Division of Environmental Health Sciences, School of Public Health, University of California, Berkeley, California, USA.
Occup Environ Med. 2013 Oct;70(10):736-42. doi: 10.1136/oemed-2012-101332. Epub 2013 Jul 19.
The healthy worker survivor effect is a bias that occurs in occupational studies when less healthy workers are more likely to reduce their workplace exposures. When variables on the pathway from health status to exposure are measured, g-methods can avoid this bias. However, studies in which follow-up ends at employment termination have additional potential for selection bias. This paper examines the structure of the healthy worker survivor effect, compares results with and without censoring at employment termination, and addresses how to prevent bias when such censoring occurs.
G-estimation of structural accelerated failure time models was applied in the United Autoworkers-General Motors cohort study to examine relationships between metalworking fluid exposure and cause-specific mortality. Subjects were followed from hire through 1994, regardless of employment status.

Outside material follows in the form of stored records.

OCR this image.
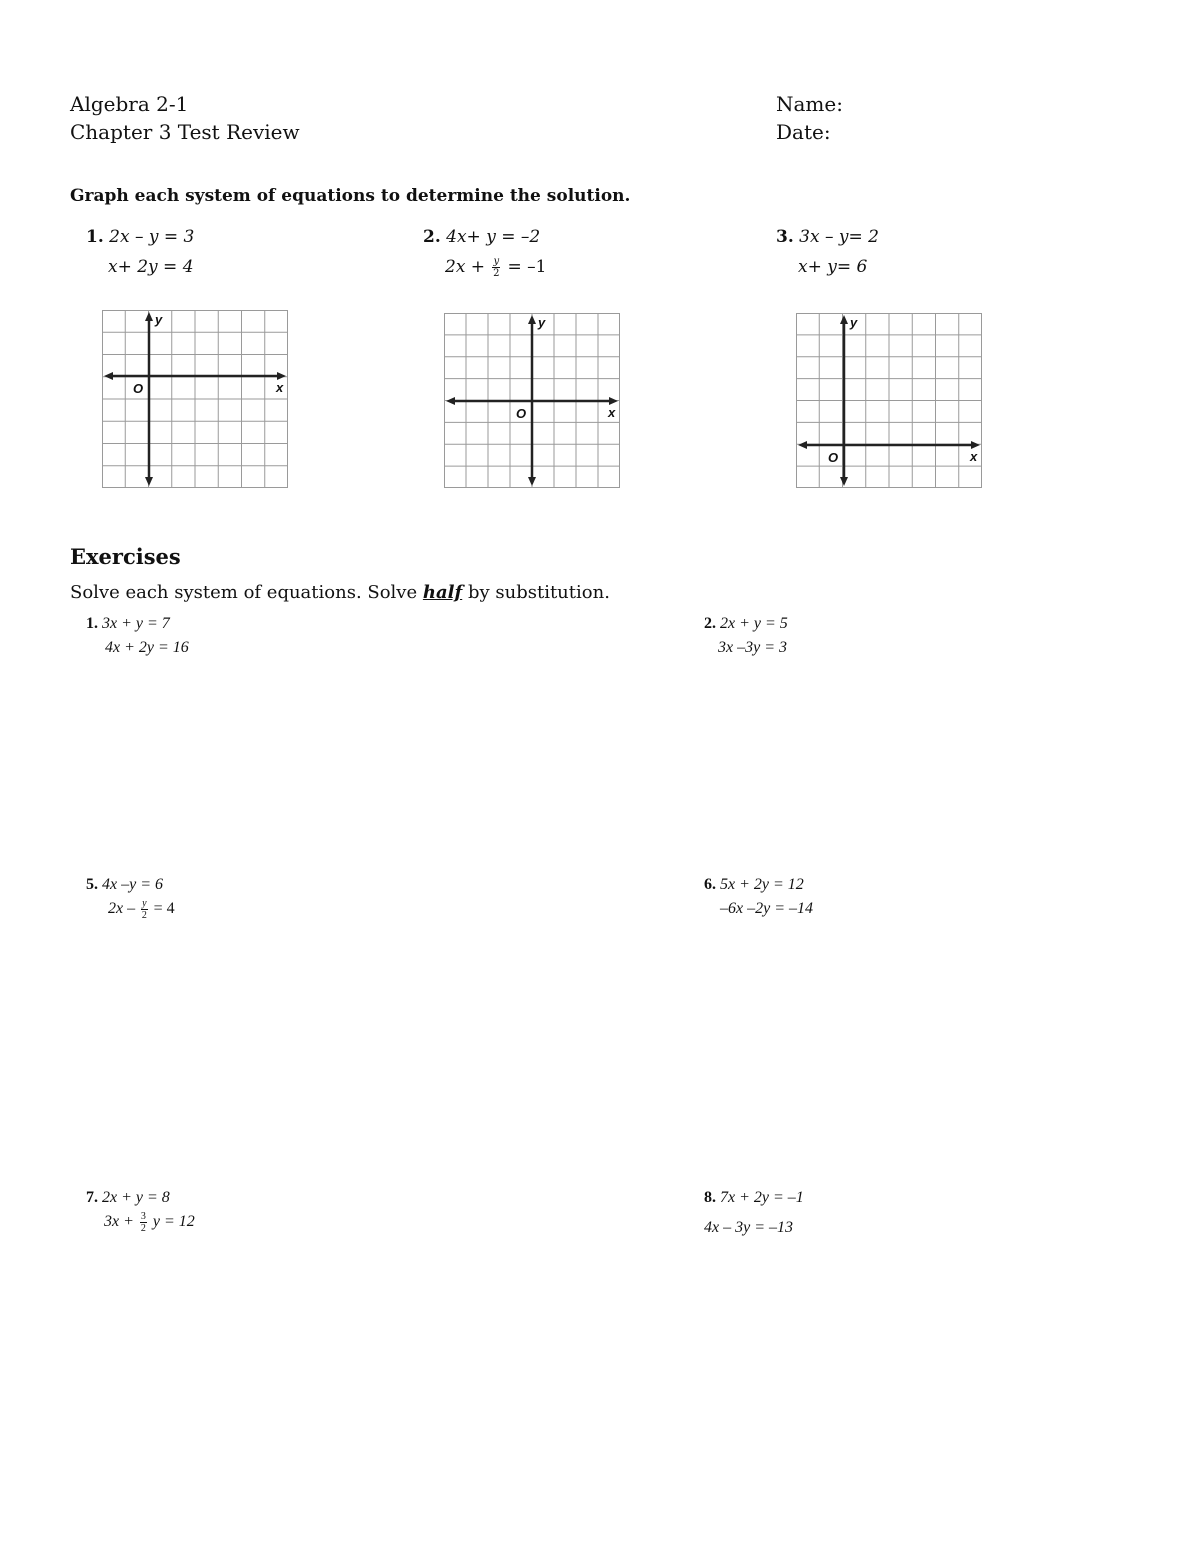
Algebra 2-1
Chapter 3 Test Review
Name:
Date:
Graph each system of equations to determine the solution.
1. 2x – y = 3
x+ 2y = 4
2. 4x+ y = –2
$2x + \frac{y}{2} = -1$
3. 3x – y= 2
x+ y= 6
x
y
O
x
y
O
x
y
O
Exercises
Solve each system of equations. Solve half by substitution.
1. 3x + y = 7
4x + 2y = 16
2. 2x + y = 5
3x –3y = 3
5. 4x –y = 6
$2x - \frac{y}{2} = 4$
6. 5x + 2y = 12
–6x –2y = –14
7. 2x + y = 8
$3x + \frac{3}{2}$ y = 12
8. 7x + 2y = –1
4x – 3y = –13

To answer the central question, g-estimation analysis was repeated after truncating at employment termination and censoring outcomes that occurred thereafter, with adjustment for censoring by inverse probability weighting.

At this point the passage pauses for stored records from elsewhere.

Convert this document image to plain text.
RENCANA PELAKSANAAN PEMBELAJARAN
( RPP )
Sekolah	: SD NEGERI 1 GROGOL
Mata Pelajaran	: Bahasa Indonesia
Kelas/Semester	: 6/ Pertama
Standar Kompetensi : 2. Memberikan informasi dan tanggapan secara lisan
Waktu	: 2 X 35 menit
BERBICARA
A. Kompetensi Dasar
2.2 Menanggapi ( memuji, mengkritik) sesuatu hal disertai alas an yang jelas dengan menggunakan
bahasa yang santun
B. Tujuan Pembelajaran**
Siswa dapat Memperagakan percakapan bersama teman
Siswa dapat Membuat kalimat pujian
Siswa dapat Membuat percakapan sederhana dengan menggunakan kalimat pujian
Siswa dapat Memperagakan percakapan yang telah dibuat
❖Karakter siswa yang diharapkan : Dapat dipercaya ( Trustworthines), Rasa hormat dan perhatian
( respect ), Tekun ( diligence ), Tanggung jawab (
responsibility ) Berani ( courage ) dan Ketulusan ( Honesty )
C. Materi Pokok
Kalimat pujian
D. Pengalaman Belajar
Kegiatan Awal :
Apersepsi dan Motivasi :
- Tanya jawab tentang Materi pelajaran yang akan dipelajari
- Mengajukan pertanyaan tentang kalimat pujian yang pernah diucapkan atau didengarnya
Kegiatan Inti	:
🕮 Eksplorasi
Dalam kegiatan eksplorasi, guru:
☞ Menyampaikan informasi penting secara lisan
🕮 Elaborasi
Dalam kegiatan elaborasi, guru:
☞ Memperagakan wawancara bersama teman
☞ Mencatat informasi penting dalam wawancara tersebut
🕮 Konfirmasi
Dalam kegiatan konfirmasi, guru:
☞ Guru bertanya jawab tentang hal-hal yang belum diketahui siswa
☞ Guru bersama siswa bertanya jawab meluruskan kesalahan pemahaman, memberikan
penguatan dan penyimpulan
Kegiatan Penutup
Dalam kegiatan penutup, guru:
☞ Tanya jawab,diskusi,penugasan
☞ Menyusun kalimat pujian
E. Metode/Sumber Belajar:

Using full follow-up time, HRs were estimated for all-cause mortality (1.09), ischaemic heart disease death (1.19), and death from any cancer (1.09), comparing 5 years of metalworking fluid exposure to no exposure. For all three outcomes, the HR estimates based on data censored at termination of employment were below 1 (respectively, 0.92, 0.97, 0.79).
In this application, g-estimation together with weighting did not prevent selection bias due to employment termination. However, the bias might be avoided in studies with measured health-related variables on the pathway from health status to employment termination.

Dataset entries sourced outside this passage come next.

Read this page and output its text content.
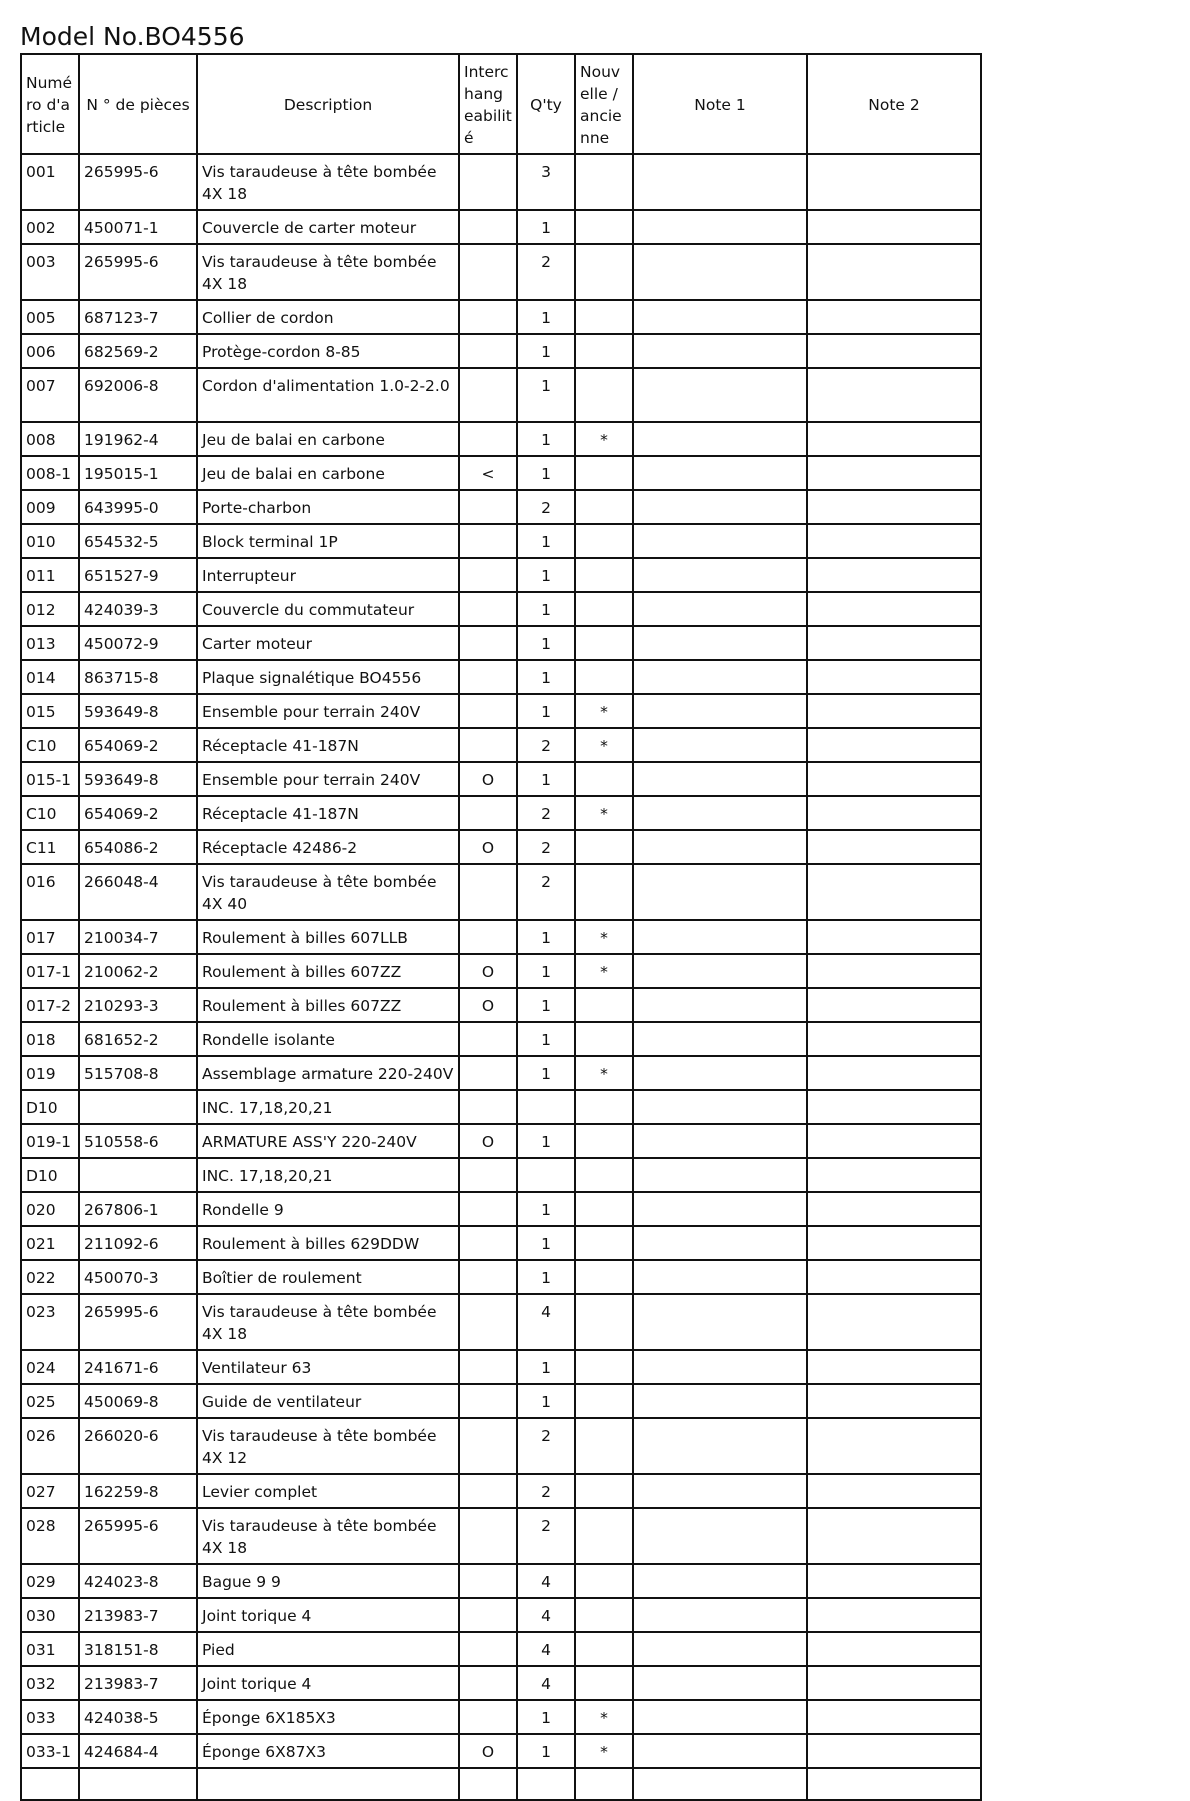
Model No.BO4556
Numé ro d'a rticle	N ° de pièces	Description	Interc hang eabilit é	Q'ty	Nouv elle / ancie nne	Note 1	Note 2
001	265995-6	Vis taraudeuse à tête bombée 4X 18		3			
002	450071-1	Couvercle de carter moteur		1			
003	265995-6	Vis taraudeuse à tête bombée 4X 18		2			
005	687123-7	Collier de cordon		1			
006	682569-2	Protège-cordon 8-85		1			
007	692006-8	Cordon d'alimentation 1.0-2-2.0		1			
008	191962-4	Jeu de balai en carbone		1	*		
008-1	195015-1	Jeu de balai en carbone	<	1			
009	643995-0	Porte-charbon		2			
010	654532-5	Block terminal 1P		1			
011	651527-9	Interrupteur		1			
012	424039-3	Couvercle du commutateur		1			
013	450072-9	Carter moteur		1			
014	863715-8	Plaque signalétique BO4556		1			
015	593649-8	Ensemble pour terrain 240V		1	*		
C10	654069-2	Réceptacle 41-187N		2	*		
015-1	593649-8	Ensemble pour terrain 240V	O	1			
C10	654069-2	Réceptacle 41-187N		2	*		
C11	654086-2	Réceptacle 42486-2	O	2			
016	266048-4	Vis taraudeuse à tête bombée 4X 40		2			
017	210034-7	Roulement à billes 607LLB		1	*		
017-1	210062-2	Roulement à billes 607ZZ	O	1	*		
017-2	210293-3	Roulement à billes 607ZZ	O	1			
018	681652-2	Rondelle isolante		1			
019	515708-8	Assemblage armature 220-240V		1	*		
D10		INC. 17,18,20,21					
019-1	510558-6	ARMATURE ASS'Y 220-240V	O	1			
D10		INC. 17,18,20,21					
020	267806-1	Rondelle 9		1			
021	211092-6	Roulement à billes 629DDW		1			
022	450070-3	Boîtier de roulement		1			
023	265995-6	Vis taraudeuse à tête bombée 4X 18		4			
024	241671-6	Ventilateur 63		1			
025	450069-8	Guide de ventilateur		1			
026	266020-6	Vis taraudeuse à tête bombée 4X 12		2			
027	162259-8	Levier complet		2			
028	265995-6	Vis taraudeuse à tête bombée 4X 18		2			
029	424023-8	Bague 9 9		4			
030	213983-7	Joint torique 4		4			
031	318151-8	Pied		4			
032	213983-7	Joint torique 4		4			
033	424038-5	Éponge 6X185X3		1	*		
033-1	424684-4	Éponge 6X87X3	O	1	*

健康工人幸存者偏差是一种在职业研究中出现的偏差,当身体状况较差的工人更有可能减少其工作场所暴露时,就会出现这种偏差。当测量健康状况到暴露之间的路径上的变量时,g 方法可以避免这种偏差。然而,当随访在就业终止时结束时,这些研究还存在额外的选择偏差的可能性。本文研究了健康工人幸存者偏差的结构,比较了在没有和有就业终止时的结果,并讨论了当发生这种删失时如何防止偏差。
在联合汽车工人-通用汽车队列研究中,应用 g 估计结构加速失效时间模型来研究金属加工液暴露与特定原因死亡率之间的关系。研究对象从入职开始随访到 1994 年,无论其就业状况如何。为了回答核心问题,在对就业终止进行截断并对随后发生的结果进行删失,并通过逆概率加权进行删失调整后,重复 g 估计分析。
在全随访时间中,与无金属加工液暴露相比,所有原因死亡率(1.09)、缺血性心脏病死亡率(1.19)和任何癌症死亡率(1.09)的 HR 估计值为 5 年的金属加工液暴露。对于所有三个结果,基于就业终止时的数据删失的 HR 估计值均低于 1(分别为 0.92、0.97 和 0.79)。
在这项应用中,g 估计与加权并没有防止由于就业终止而导致的选择偏差。然而,在具有测量健康相关变量的研究中,可能会避免健康状况到就业终止之间的路径上的偏差。